Crawford’s return would bolster a secondary light on competent and proven cornerbacks. Against USC, Notre Dame leaned on three safeties throughout the game to keep a trio of NFL-quality receivers in check. Michigan’s route-runners are not at that level, but they are not far behind. Limiting them will again be the defense’s primary objective, and again senior cornerback Donte Vaughn will be involved.

“Donte Vaughn will be playing against Michigan, guaranteed,” Kelly said.

This seemed to be an indication Vaughn is using up his final year of eligibility, but that was based on a misunderstanding. He has already appeared in only three games this season, not four as previously believed.

A participation report mistake of that nature is not uncommon, though consistently frustrating. But with that in mind, expect this to be Vaughn’s last action of 2019. It makes sense, activating a lengthy coverage man against the Wolverines, even if an embattled one. Michigan has four receivers that will worry the Irish.

That said, the Wolverines’ offensive approach does not differ as drastically from a conventional one as the Trojans’ did. An “Air Raid” offense is more troublesome to adapt to than a typical spread look.

“The Air Raid would be a much different approach to how you’re philosophically going to move the football,” Kelly said. “This one requires, from our perspective, less of a change to our structure defensively than it did in preparing for USC.”

In other words, this should not be a weekend when Notre Dame rotates through defensive sub-package after defensive sub-package, avoiding its base personnel as much as possible. Although, defensive coordinator Clark Lea’s piecemeal approach proved effective against the Trojans.

In this instance, the Irish will focus more on varying their coverages.

“You’re double-zoning, playing some bail, doing some things where you’re keeping the corners over the top with some help underneath,” Kelly said. “You can’t just line up in one coverage there because they’re going to win some of those matchups.

“Giving the corners some help, varying some zone and man looks outside is very, very important, and certainly not giving (Wolverines senior quarterback Shea) Patterson the same looks every time. He’s a smart quarterback.”
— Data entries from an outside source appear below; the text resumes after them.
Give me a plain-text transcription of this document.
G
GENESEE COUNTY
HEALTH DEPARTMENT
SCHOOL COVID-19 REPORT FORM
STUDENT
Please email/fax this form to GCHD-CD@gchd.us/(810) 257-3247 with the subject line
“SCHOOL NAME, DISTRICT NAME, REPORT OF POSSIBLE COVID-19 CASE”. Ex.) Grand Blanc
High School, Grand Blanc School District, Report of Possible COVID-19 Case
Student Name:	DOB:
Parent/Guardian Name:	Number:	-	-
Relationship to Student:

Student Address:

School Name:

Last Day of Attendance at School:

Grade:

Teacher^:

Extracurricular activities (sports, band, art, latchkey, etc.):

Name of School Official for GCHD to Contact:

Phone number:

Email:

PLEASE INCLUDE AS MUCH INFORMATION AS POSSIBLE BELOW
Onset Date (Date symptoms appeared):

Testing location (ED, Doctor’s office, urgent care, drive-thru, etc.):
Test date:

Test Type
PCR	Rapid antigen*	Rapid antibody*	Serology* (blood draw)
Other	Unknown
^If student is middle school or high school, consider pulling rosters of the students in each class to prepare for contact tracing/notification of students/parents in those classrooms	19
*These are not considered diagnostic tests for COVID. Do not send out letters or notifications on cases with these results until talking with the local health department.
Armstrong’s return from an abdominal muscle tear consisted of one rush failing to get back to the line of scrimmage and one blown pass protection. He was clearly not yet ready, though it is hard to fault him for trying to hurry back to face USC. Two weeks later, the expectations preceding the idle week are back afoot.

“Jafar is going to be an important part of our game plan, so much as it was just really kind of getting him through a game situation and getting the taste of it for USC, it’s now a full-go for him,” Kelly said. “This week will be him being factored into our game plan, playing a prominent role, and I think he’ll have an impact.”

To make it a trifecta of repeated storylines from earlier in the season, Notre Dame is spending significant practice time working on its silent snap count before heading to Ann Arbor in front of 107,000 fans. As any Irish fan will remember, this work did not yield positive results at Georgia when senior quarterback Ian Book repeatedly reverted to muscle memory, the clap count, and thus led to miscommunications sparking false starts.

Kelly put the onus for that mistake on himself for not working more on the silent counts in practice. To some degree, the reasoning for Book’s mistake made sense: In practice, he knew the specific point of the drill was to work on the snap count, he was focused on it; in Athens, he was focused on the coverages and the play calls and did not keep the silent count in mind.

“We started our non-verbal cadence last week,” Kelly said. “I learned that’s something that requires much more repetition, so that was learned. We’re not going to make that same mistake twice.”